Hasil Rekapitulasi KPU
Pemilu Presiden 2024
Anies & Muhaimin
24,9%
40.971.906 suara
24,9%
40.971.906 suara
Anies & Muhaimin
Prabowo & Gibran
58,6%
96.214.691 suara
58,6%
96.214.691 suara
Prabowo & Gibran
Ganjar & Mahfud
16,5%
27.040.878 suara
16,5%
27.040.878 suara
Ganjar & Mahfud
Sumber: KPU

Usul Jumlah Massa Demo dibatasi 50 Orang

Tito Dipuji Juga Di-bully

Minggu, 20 Desember 2020 07:59 WIB
Mendagri Tito Karnavian memberikan salam sebelum mengikuti rapat kerja dengan Komisi II DPR di Kompleks Parlemen, Senayan, Jakarta. (ANTARA FOTO/Akbar Nugroho Gumay)
Mendagri Tito Karnavian memberikan salam sebelum mengikuti rapat kerja dengan Komisi II DPR di Kompleks Parlemen, Senayan, Jakarta. (ANTARA FOTO/Akbar Nugroho Gumay)

RM.id  Rakyat Merdeka - Menteri Dalam Negeri, Jenderal Pol (Purn) Tito Karnavian ikut berkomentar soal pembubaran demo 1812, Jumat (18/12). Agar kasus serupa tidak terulang, Tito usul, jumlah massa demo dibatasi hanya 50 orang. Atas usul ini, Tito dipuji, juga di-bully.

Aksi unjuk rasa di saat negara masih belum bebas dari pandemi Corona memang bikin serba salah. Kalau dibolehkan, demo berkerumun berpotensi menjadi klaster penyebaran Corona. Tapi kalau dilarang, pemerintah dianggap mengekang kebebasan berpendapat.

Hal ini yang terjadi saat demo yang dilakukan Front Pembela Islam (FPI), Jumat (18/12), di Istana Merdeka. Aksi memprotes penahanan pimpinan FPI Rizieq Shihab itu, dibubarkan oleh personel kepolisian.

Menyikapi kejadian itu, Tito mengambil jalan tengah. Mantan Kapolri ini mengusulkan, massa yang dibolehkan melakukan unjuk rasa dibatasi 50 orang saja. Agar tidak terjadi kerumunan seperti aksi unjuk rasa yang pernah terjadi.

“Sama seperti kita membatasi (jumlah orang) di pemilihan kepala daerah, kemarin,” cetusnya saat menjadi pembicara dalam ajang penghargaan Innovative Government Awards (IGA) 2020 di Jakarta, Jumat, (18/12).

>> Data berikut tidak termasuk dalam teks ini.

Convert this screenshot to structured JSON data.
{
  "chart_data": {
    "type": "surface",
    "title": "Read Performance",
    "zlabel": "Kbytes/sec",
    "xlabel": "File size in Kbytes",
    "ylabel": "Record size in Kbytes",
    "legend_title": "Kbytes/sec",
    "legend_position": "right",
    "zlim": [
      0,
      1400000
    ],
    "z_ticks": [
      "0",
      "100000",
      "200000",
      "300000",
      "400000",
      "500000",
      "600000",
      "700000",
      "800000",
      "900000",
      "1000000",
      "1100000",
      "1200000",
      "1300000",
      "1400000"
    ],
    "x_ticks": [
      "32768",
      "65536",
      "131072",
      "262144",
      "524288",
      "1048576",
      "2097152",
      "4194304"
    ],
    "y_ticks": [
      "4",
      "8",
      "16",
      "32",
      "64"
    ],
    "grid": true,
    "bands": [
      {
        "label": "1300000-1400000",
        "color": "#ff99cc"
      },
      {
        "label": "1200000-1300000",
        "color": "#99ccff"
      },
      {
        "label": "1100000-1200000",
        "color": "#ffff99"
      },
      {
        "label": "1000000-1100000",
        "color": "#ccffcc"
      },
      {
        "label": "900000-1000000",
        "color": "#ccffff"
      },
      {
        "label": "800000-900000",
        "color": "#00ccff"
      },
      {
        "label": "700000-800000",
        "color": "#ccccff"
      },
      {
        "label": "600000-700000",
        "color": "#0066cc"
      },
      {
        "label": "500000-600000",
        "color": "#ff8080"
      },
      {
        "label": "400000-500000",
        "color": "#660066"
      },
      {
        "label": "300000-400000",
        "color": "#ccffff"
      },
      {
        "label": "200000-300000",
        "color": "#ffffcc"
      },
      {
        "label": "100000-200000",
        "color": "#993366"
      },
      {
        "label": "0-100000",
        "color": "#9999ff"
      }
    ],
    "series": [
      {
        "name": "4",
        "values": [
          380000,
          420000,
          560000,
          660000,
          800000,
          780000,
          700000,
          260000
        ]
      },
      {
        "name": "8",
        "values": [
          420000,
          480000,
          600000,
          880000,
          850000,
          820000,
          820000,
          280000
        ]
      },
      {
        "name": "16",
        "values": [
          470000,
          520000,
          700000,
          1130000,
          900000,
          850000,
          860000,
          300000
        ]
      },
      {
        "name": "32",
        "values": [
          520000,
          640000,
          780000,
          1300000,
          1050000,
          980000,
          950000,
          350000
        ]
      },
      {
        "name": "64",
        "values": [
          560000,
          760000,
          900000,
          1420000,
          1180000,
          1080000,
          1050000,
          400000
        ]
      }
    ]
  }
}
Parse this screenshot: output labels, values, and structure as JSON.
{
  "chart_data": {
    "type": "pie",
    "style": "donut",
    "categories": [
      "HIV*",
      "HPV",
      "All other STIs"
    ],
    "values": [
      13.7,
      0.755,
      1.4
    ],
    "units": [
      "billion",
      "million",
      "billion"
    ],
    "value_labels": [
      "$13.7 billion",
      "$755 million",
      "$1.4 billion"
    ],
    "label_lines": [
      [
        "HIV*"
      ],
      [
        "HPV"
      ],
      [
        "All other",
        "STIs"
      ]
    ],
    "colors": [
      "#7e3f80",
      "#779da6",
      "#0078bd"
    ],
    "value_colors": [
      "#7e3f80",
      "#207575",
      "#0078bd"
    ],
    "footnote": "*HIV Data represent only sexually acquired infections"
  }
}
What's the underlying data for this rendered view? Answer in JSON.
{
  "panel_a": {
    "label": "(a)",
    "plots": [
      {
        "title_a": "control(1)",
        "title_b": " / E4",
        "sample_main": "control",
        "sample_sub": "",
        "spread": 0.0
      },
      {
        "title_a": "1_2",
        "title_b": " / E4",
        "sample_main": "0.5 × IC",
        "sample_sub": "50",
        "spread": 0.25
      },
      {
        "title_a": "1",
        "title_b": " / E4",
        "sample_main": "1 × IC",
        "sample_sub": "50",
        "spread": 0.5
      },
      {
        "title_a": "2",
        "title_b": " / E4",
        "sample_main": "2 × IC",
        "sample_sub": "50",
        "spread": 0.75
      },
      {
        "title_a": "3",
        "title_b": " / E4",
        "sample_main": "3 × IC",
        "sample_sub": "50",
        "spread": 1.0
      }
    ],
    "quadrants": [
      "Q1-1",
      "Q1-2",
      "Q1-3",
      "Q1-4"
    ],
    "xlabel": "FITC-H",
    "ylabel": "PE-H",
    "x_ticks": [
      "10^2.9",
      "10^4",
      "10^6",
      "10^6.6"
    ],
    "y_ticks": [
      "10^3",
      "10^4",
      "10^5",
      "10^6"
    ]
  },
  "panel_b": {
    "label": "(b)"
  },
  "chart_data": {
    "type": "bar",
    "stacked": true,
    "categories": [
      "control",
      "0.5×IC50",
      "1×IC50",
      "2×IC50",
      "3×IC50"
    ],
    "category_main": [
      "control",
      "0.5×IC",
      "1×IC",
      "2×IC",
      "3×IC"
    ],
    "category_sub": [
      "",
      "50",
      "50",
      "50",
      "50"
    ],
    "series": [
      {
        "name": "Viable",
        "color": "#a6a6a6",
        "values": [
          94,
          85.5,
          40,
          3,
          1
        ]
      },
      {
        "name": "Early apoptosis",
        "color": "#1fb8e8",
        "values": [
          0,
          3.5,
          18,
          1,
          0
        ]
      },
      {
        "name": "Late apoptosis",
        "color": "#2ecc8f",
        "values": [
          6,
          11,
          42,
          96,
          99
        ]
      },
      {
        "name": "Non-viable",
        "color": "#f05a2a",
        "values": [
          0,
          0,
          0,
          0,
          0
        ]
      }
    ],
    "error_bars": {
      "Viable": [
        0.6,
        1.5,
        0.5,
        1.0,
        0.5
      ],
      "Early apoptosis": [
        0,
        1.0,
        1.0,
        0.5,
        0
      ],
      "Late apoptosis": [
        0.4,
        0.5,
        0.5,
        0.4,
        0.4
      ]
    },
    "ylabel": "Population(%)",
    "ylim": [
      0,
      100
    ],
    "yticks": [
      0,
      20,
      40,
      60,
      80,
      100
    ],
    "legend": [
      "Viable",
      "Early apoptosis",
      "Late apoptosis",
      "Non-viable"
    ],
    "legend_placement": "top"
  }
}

Baca juga : Guru Besar UI: Deklarasi Papua Merdeka Tak Diakui Negara Lain

Tito khawatir, penularan Covid-19 semakin menjadi-jadi (superspreader) bila kerumunan yang tercipta akibat aksi unjuk rasa tidak dibatasi. Dengan begitu, penyampaian pendapat tetap bisa dilaksanakan dengan mematuhi protokol kesehatan (prokes).

Selain aspirasi massa aksi tersampaikan, tenaga pelacak (tracer) Covid-19 pun lebih mudah melakukan pelacakan (tracing) orang yang mengikuti aktivitas penyampaian pendapat tersebut apabila ada yang dinyatakan positif Covid-19. Sehingga, risiko penularan masih bisa ditekan.

Demo boleh, penyampaian pendapat di muka umum, freedom of expression, silakan.

Tapi di dalam aturan, aturan induk, namanya ICCPR (International Covenanton Civil and Political Rights). Itu dokumen PBB, pasal 9 tidak menyebutkan tidak ada pembatasan, tetapi menyebutkan tidak ada intervensi,” kata Mantan Kapolda Metro Jaya ini.

Meskipun tujuannya baik, usulan Tito ini menuai pro dan kontra. Ada yang memuji, tapi ada juga yang menolak, bahkan mem-bully.

Baca juga : Puncak Kasus Corona Tidak Bisa Diprediksi

Anggota Dewan Pakar Ikatan Ahli Kesehatan Masyarakat Indonesia (IAKMI) Hermawan Saputra mengakui, usulan itu sebenarnya sulit terimplementasi di lapangan. Namun, bila dilihat dari kacamata kesehatan, usulan Tito itu realistis.

Hermawan menjelaskan, satu pendemo saja tidak taat prokes, dampaknya akan luas. Terlebih, jika satu orang itu sebenarnya orang tanpa gejala (OTG). Maka, virus bisa menyebar dengan cepat kepada mereka yang abai prokes.

“Karena kalau orang demo, pasti berorasi, kalau orasi itu pasti ada suatu kerumunan. Jangan lupa, teriakan memungkinkan droplet itu terlontar dari setiap orang yang tidak bermasker,” kata Hermawan kepada Rakyat Merdeka, kemarin.

Anggota Komisi I DPR, Syaifullah Tamliha mendukung usulan Tito. Menurutnya, usulan ini muncul karena Indonesia masih dilanda pandemi. Sementara hak asasi untuk menyampaikan pendapat, tidak boleh dilarang.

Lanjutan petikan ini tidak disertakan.